オオクニヌシ「因幡の白兎」【2】

物語は、「大国主には沢山の兄弟がいたが、全員この国を大国主に譲った。さてその訳は」という形で始まります。

私はここで言う兄弟を、現代社会の血を分けた兄弟ではなく、地域あるいは部族の若者と解釈しています。

今は町内の子供達が集まって遊ぶことはなくなりましたが、昭和30年代までは日本のどこででも、町中の子供が集まって遊んでいました。子供達というのは小学1年生から6年生まで程度でしたが、その中に年長者が全体を取り仕切るというルールがありました。

子供達は、遊びを通じて「社会のルール」を学んだのです。

ですからこの時代には、今のような「いじめ」はありませんでした。「いじめ」「喧嘩」が生じた時には、年長者が調整をしたからです。

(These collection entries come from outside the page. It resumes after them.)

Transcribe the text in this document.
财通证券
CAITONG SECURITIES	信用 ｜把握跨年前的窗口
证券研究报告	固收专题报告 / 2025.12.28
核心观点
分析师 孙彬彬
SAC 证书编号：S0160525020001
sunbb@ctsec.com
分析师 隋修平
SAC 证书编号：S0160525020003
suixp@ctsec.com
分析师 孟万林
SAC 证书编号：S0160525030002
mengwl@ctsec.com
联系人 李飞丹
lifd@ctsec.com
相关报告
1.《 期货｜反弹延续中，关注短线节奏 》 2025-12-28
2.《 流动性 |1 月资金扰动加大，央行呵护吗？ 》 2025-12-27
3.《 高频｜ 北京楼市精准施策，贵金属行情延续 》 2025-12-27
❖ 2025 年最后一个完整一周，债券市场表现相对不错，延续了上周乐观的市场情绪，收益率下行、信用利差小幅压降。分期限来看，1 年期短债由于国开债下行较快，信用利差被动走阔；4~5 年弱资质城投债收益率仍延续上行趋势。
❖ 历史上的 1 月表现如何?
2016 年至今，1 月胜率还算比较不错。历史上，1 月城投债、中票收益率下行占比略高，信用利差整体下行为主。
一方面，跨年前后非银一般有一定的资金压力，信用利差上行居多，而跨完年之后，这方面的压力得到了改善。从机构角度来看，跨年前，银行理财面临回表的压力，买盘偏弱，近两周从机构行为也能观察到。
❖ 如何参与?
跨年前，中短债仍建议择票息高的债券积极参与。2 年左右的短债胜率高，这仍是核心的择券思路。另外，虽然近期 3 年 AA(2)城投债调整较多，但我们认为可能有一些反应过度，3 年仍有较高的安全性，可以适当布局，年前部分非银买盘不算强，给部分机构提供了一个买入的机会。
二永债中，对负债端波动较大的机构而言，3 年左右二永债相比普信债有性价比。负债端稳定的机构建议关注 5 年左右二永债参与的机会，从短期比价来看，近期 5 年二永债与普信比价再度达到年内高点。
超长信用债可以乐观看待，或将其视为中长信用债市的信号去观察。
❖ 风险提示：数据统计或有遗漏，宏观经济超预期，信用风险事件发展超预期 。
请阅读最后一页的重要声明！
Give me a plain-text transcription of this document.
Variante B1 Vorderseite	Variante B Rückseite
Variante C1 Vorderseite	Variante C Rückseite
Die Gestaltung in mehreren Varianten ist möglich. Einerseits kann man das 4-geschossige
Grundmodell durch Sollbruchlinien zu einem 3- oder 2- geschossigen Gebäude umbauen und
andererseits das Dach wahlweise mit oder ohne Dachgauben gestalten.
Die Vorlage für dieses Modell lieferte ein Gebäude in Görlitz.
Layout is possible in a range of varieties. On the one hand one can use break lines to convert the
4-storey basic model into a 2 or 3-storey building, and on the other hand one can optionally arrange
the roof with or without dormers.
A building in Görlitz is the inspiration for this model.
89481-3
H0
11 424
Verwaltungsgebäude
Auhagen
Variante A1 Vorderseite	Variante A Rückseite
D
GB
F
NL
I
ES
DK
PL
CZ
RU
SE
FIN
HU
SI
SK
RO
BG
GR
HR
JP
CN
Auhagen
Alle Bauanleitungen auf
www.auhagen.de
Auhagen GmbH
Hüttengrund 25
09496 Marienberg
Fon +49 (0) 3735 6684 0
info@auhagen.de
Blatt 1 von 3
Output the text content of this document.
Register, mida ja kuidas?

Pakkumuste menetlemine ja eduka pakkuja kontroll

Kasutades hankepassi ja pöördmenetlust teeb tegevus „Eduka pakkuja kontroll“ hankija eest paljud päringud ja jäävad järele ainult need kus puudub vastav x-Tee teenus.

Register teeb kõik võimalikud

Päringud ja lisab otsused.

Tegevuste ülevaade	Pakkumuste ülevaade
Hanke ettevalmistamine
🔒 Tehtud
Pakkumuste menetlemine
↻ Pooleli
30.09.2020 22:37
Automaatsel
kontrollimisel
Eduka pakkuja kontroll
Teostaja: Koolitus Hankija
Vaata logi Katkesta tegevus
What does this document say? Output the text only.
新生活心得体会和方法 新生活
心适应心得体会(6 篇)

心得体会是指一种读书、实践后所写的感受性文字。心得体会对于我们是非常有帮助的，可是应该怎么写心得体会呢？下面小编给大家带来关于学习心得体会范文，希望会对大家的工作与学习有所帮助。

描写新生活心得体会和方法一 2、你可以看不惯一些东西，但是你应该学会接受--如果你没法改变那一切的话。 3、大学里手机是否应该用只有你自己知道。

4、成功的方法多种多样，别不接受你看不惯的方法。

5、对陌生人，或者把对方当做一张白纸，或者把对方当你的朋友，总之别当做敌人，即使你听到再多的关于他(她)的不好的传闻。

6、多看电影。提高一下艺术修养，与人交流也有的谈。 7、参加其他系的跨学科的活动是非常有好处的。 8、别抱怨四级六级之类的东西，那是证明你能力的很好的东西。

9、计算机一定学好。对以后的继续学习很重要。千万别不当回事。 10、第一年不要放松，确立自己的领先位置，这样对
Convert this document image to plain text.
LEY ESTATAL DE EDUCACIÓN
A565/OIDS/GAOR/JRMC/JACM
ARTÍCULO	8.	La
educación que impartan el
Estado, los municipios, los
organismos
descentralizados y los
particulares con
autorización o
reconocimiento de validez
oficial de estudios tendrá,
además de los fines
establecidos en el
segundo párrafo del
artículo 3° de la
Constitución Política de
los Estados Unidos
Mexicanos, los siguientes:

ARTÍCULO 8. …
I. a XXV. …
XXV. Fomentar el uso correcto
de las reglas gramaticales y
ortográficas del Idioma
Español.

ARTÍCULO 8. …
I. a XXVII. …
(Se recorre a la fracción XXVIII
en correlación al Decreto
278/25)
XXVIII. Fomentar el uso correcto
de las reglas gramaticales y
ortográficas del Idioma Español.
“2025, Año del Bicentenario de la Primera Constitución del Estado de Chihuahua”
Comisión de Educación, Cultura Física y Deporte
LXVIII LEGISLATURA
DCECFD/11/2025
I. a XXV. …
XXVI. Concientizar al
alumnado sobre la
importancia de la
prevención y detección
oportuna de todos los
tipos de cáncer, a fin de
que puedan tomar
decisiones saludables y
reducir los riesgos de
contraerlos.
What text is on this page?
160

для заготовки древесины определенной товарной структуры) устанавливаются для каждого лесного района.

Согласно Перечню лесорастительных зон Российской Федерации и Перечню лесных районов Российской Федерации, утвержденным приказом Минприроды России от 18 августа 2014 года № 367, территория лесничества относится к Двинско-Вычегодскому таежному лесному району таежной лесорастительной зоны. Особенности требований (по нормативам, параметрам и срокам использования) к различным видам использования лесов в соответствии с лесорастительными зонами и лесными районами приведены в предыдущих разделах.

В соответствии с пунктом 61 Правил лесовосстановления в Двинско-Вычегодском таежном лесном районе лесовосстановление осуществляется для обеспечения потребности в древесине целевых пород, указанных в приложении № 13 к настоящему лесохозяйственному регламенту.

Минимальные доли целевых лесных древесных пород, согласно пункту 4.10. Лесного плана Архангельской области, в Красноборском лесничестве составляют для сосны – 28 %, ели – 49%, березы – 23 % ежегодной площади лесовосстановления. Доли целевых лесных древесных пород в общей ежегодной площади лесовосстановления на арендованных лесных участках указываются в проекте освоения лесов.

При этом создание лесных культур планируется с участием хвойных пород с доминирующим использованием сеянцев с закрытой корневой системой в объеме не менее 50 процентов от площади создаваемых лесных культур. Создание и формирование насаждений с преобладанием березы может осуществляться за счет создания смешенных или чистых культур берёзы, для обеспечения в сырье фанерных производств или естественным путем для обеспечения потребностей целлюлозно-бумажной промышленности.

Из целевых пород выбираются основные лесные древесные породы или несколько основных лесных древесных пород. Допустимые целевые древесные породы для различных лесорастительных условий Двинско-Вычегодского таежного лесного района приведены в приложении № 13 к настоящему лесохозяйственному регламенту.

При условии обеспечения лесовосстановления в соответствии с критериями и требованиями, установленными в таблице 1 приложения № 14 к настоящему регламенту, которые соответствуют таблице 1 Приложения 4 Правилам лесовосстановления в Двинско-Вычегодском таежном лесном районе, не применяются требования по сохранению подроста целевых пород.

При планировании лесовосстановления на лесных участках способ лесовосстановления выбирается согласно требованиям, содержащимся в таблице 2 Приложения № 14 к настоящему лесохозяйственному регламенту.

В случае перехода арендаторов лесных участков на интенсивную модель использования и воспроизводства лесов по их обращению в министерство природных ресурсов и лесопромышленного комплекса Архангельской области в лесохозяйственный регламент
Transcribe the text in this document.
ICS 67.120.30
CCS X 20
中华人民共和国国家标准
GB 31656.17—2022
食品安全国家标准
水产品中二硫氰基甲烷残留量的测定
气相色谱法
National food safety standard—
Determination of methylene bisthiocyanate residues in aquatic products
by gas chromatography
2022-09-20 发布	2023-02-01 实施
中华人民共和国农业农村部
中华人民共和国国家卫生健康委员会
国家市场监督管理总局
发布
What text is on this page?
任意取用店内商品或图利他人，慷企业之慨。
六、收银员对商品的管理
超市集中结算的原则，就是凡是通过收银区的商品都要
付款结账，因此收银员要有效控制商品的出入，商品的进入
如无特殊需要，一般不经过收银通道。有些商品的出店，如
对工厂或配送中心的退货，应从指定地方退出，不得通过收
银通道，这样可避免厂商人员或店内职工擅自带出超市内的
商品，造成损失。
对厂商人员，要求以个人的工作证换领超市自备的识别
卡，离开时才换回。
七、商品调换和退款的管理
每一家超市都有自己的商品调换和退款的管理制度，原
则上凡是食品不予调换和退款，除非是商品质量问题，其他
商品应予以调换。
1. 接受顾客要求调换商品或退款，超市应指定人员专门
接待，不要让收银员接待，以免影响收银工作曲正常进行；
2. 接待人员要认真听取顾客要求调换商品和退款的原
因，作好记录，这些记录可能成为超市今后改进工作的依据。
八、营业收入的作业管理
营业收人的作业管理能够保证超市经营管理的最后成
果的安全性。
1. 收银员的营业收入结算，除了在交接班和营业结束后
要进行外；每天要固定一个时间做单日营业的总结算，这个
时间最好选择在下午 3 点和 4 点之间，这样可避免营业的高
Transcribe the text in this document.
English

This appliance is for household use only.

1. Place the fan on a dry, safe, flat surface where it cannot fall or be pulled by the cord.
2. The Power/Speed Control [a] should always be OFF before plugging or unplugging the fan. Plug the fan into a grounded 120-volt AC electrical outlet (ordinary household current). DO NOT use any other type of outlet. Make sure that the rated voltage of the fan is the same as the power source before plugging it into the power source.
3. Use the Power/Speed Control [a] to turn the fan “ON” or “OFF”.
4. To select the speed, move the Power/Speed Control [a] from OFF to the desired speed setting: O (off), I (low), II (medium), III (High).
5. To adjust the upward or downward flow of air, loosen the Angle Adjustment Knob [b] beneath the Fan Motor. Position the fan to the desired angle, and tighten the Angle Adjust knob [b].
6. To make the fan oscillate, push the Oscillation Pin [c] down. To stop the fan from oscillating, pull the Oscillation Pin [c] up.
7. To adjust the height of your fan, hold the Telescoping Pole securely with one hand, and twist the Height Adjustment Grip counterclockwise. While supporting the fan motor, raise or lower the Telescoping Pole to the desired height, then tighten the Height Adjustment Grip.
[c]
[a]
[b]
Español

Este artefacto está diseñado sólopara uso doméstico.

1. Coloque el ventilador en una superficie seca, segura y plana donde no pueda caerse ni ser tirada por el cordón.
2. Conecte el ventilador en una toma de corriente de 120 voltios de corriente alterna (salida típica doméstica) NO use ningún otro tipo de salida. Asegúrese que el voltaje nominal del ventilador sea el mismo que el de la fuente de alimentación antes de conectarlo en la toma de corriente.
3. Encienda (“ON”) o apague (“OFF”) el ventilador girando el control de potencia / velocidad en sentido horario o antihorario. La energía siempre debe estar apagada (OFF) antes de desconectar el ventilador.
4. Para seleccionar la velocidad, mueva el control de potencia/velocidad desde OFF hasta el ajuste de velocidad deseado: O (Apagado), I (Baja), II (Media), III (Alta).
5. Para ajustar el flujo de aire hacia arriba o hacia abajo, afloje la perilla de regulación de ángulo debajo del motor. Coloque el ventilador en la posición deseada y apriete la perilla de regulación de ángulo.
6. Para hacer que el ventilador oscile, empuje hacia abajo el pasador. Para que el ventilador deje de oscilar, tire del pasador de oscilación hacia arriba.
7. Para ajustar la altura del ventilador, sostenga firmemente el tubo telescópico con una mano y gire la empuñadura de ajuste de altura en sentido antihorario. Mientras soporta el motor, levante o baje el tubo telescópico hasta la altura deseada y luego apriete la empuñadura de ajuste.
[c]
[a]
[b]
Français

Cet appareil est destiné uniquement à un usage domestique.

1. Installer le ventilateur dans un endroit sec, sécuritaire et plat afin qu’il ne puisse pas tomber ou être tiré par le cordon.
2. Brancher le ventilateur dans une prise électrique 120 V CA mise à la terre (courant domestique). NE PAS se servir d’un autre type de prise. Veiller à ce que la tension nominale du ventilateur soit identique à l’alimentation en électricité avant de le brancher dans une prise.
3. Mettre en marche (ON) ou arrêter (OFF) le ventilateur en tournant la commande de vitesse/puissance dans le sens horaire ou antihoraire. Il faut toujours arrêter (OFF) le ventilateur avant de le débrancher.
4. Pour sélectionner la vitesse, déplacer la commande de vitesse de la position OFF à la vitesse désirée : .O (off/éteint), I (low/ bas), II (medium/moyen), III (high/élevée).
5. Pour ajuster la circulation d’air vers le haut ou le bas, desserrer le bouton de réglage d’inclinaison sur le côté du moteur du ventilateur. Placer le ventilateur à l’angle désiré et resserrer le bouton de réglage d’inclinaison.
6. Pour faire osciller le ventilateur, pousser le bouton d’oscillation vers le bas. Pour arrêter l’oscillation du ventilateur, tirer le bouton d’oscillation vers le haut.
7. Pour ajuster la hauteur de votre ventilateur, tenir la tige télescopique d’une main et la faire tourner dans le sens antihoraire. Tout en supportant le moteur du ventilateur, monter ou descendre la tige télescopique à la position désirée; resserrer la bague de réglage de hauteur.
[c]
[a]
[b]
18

各町内単位で子供の集団がありましたから、遊び場を巡る町同士の喧嘩もありました。その場合同じ町内の子供は身内ですから、互いに助け合います。

このような環境により、町内の年長者は年少者の兄貴でした。古代は隣の集落との距離が大きかったはずですから、他の集落との関係では集落内の密接度は極めて強かったと考えられます。

つまり年長者はみんな兄貴で、年少者はみんな弟です。
大国主に沢山兄弟がいたというのは、集落あるいは部族の若者達が沢山いたと解釈すべきでしょう。